One difference involves the private mortgage insurance industry, or PMI. Years ago, banks would require a much larger down payment than they do today. If a loan went into default, the bank was on the hook for the entire amount. To offset this risk, banks would ask for a down payment of 30 or 40 percent or even more. This obviously kept many on the rent rolls and out of home ownership. But in the late 1950s an insurance company came up with an idea that would insure the difference between the buyer’s down payment and 80 percent of the sales price. Any conforming loan above 80 percent would require PMI. Today for example, a conforming loan can be as high as 95 percent of the sales price and in some instances 97 percent.

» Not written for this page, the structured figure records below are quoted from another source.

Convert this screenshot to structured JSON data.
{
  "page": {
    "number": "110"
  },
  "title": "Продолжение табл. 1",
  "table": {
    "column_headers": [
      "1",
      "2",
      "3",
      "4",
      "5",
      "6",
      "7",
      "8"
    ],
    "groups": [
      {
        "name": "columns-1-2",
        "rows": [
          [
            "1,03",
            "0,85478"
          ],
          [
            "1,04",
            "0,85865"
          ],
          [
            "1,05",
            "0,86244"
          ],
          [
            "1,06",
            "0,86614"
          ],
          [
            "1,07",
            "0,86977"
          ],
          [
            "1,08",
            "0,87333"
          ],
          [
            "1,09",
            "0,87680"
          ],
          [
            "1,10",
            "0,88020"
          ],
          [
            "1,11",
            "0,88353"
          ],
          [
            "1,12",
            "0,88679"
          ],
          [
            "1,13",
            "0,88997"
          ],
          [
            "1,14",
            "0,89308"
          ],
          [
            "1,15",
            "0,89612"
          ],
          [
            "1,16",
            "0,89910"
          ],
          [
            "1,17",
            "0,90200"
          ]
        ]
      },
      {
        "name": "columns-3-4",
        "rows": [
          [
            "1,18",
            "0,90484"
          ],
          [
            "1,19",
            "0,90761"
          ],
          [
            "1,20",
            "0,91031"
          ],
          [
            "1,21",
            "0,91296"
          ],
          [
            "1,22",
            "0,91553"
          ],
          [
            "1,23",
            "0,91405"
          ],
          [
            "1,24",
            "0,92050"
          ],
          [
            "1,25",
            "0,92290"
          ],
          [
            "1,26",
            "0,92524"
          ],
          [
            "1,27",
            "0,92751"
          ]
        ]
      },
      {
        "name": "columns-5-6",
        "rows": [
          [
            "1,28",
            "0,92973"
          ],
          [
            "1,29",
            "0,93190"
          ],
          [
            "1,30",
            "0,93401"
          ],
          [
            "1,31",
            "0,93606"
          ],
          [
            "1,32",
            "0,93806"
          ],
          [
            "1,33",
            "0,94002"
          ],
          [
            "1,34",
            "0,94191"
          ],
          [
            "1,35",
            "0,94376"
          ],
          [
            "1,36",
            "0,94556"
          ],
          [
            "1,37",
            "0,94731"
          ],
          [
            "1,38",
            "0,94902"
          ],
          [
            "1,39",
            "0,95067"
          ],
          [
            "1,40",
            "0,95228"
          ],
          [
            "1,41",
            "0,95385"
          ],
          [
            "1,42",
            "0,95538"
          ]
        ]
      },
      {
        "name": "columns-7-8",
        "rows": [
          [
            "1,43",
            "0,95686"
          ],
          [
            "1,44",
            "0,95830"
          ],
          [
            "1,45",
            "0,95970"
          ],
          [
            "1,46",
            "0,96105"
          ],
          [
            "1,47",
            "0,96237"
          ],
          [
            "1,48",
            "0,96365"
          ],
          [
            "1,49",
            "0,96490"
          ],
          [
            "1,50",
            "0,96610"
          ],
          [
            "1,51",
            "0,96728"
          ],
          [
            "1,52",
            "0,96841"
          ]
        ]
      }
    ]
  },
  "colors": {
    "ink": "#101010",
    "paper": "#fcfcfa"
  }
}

Yet there is no PMI for jumbo loans. This caps the loan amount at 80 percent of the sales price. On a $700,000 purchase price with 20 percent down, the loan amount would be $560,000, or a jumbo loan. If someone wanted to pay the loan down to $484,350 to get a slightly lower conforming rate, they certainly have that option.
Approval guidelines for jumbo loans are generally a bit more stringent. Not by a whole lot but a more difficult in general. This also affects minimum credit score differences between conforming and jumbo loans. For most conforming loan programs the minimum credit score can range from 600 to 620. For jumbo loans, the minimum credit score can be somewhere closer to 700 to 740.
Debt ratios, expressed as a percentage of gross monthly income can be as high as 50 for a conforming loan. This means if someone makes $6,000 per month, monthly debt, including principal and interest, taxes, insurance, or PITI, along with other installment and revolving debt could be no higher than 50 percent of $6,000, or $3,000. Jumbo guidelines like to see debt ratios closer to 43.
Cash reserves are generally more restrictive with jumbo loans. Cash reserves in the mortgage industry counts how many months of mortgage payments are left in the bank after all bills are paid each month. Expressed as the number of months required, a conforming loan might want to see three months’ worth of house payments in the bank. If the total mortgage payment is $3,000 and the cash reserve requirement is three months, there needs to be $9,000 in available funds after the loan has closed. Jumbo loans on the other hand can require anywhere from six to twelve months of reserves left in the bank after the buyers have made their down payment and paid for associated closing costs.
Also note that different lenders can add additional qualifying guidelines, referred to as “overlays.” This means one jumbo lender might want to see a 720 minimum credit score while another would prefer 740. As long as the lender applies the additional guidelines equally for all loan applicants, the lender has the prerogative to do so.